Toe-tapping screen musical: The Colour Purple's sisterhood with (centre) Danielle Brooks. Photo / Supplied
I‘m ashamed to admit I’ve still not seen the 1985 film The Color Purple, Steven Spielberg’s adaptation of Alice Walker’s gruelling tale of intergenerational abuse in the American south. It was nominated for 11 Oscars – including nods for Whoopi Goldberg and Oprah Winfrey – and won none. But trustme when I say that this update, a toe-tapping screen musical of the Broadway show, which is also produced by Winfrey and Spielberg, stands on its own merits. It’s a heartfelt, super stylish and glorious experience brimming with stunning performances from a cast of rising stars.
In 1900s Georgia, close sisters Celie and Nettie are separated when Celie is forced into a startlingly cruel marriage to the violent, desperate Mister (a terrific Colman Domingo).
In the following years, Celie (Fantasia Barrino) meets various women who empower her to keep her head up. Each of these women, too, has her own cross to bear.

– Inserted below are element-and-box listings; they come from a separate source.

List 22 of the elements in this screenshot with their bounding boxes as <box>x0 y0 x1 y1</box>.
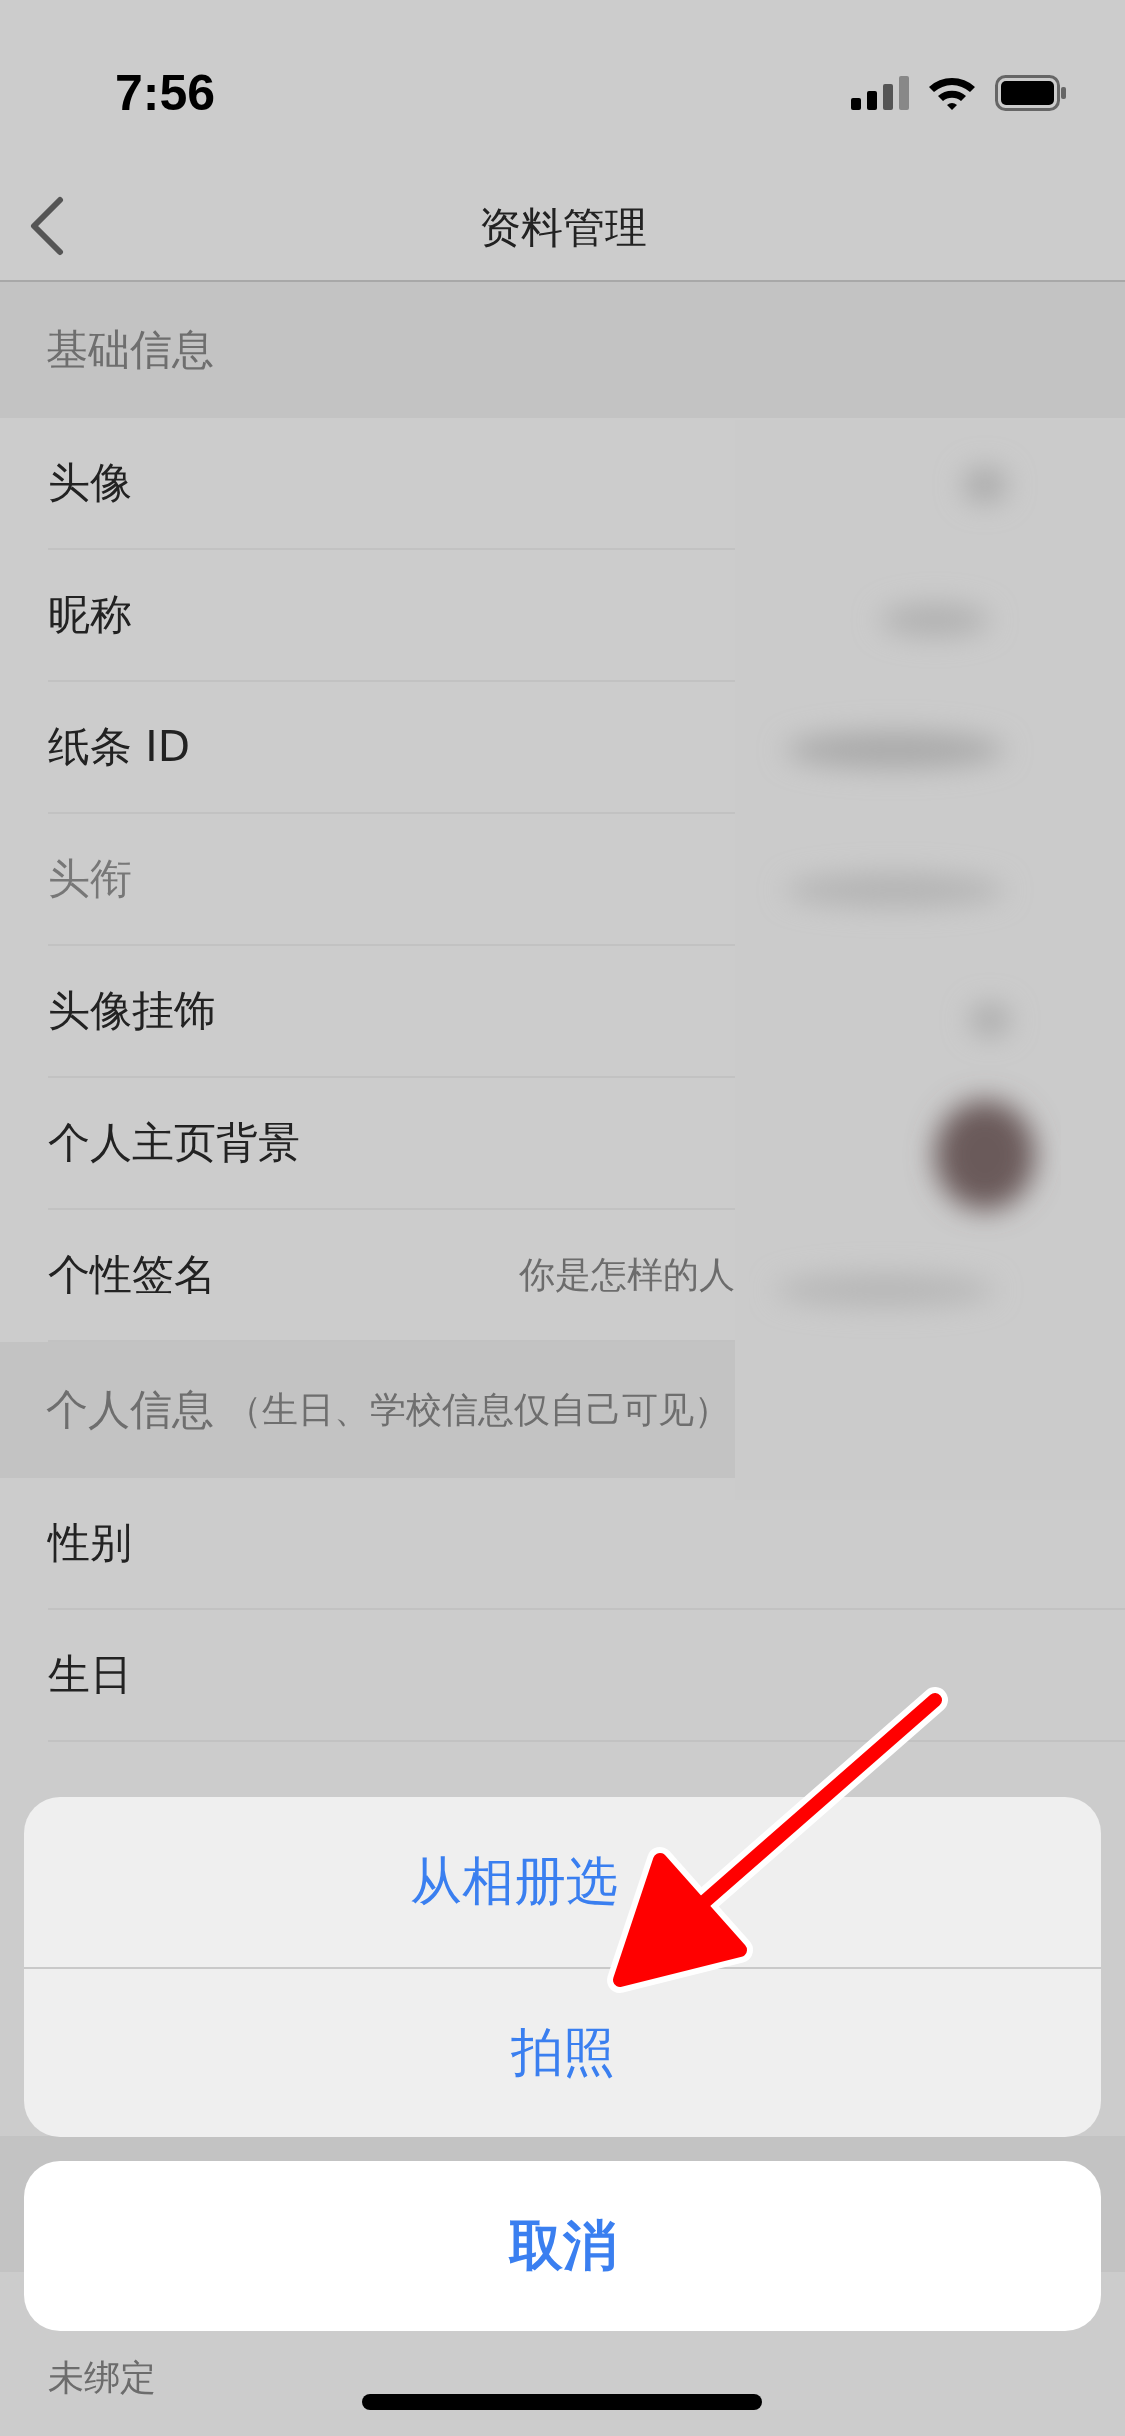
section-note: （生日、学校信息仅自己可见） <box>226 1387 730 1432</box>
battery-icon <box>995 75 1067 111</box>
row-label: 纸条 ID <box>48 721 191 773</box>
row-value: 未绑定 <box>48 2357 156 2398</box>
status-time: 7:56 <box>115 64 216 122</box>
row-label: 生日 <box>48 1649 132 1701</box>
row-label: 性别 <box>48 1517 132 1569</box>
row-label: 昵称 <box>48 589 132 641</box>
row-value: 你是怎样的人 <box>519 1252 735 1297</box>
section-title: 基础信息 <box>46 324 214 376</box>
row-label: 头像 <box>48 457 132 509</box>
back-icon[interactable] <box>28 196 64 256</box>
cancel-button[interactable]: 取消 <box>24 2161 1101 2331</box>
row-label: 头衔 <box>48 853 132 905</box>
row-label: 个性签名 <box>48 1249 216 1301</box>
section-title: 个人信息 <box>46 1384 214 1436</box>
settings-row[interactable]: 生日 <box>48 1610 1125 1742</box>
wifi-icon <box>927 75 977 111</box>
row-label: 个人主页背景 <box>48 1117 300 1169</box>
page-title: 资料管理 <box>478 202 647 254</box>
signal-icon <box>851 76 909 110</box>
row-label: 头像挂饰 <box>48 985 216 1037</box>
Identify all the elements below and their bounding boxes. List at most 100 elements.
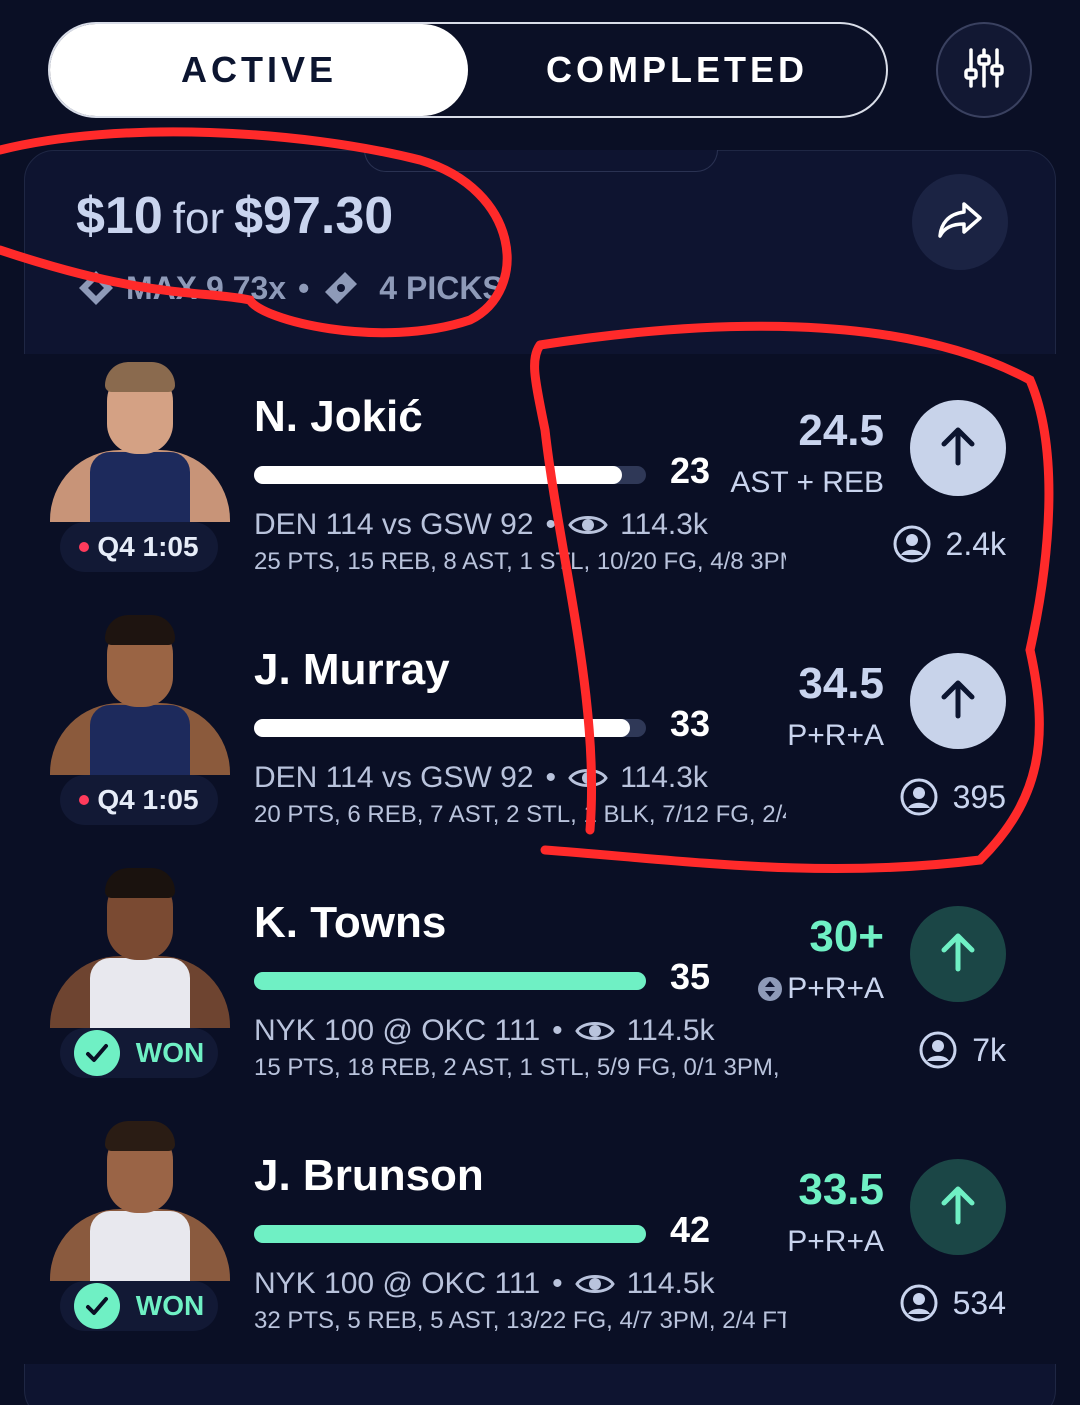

Barrino is among some of the cast reviving their stage roles from the Broadway productions. But far from feeling like just another stage musical plonked onto the big screen, with Ghanaian polymath Blitz Bazawule directing, it’s a cinematic feast.
He takes the opportunity provided by film to portray various moments of magical realism, such as Celie’s flights of fancy whenever she’s trying to escape the trauma inflicted on her.
The cast of talented singers includes The Little Mermaid star Halle Bailey, Danielle Brooks (who, like Barrino, is reprising her Broadway role as Sofia, the part Winfrey played) plus standout Taraji P Henson (Empire) who stuns as seductive nightclub singer, Shug Avery.
There has been criticism that this film, like its 1985 forebear, doesn’t sufficiently acknowledge the lesbian relationship at the centre of Walker’s novel – here, it’s inferred but certainly diluted.
But the whole film feels so smooth and effortlessly exuberant, navigating difficult tonal shifts between musical numbers in which plucky, inspirational women sing “Hell, no!” to scenes of menace and domestic violence.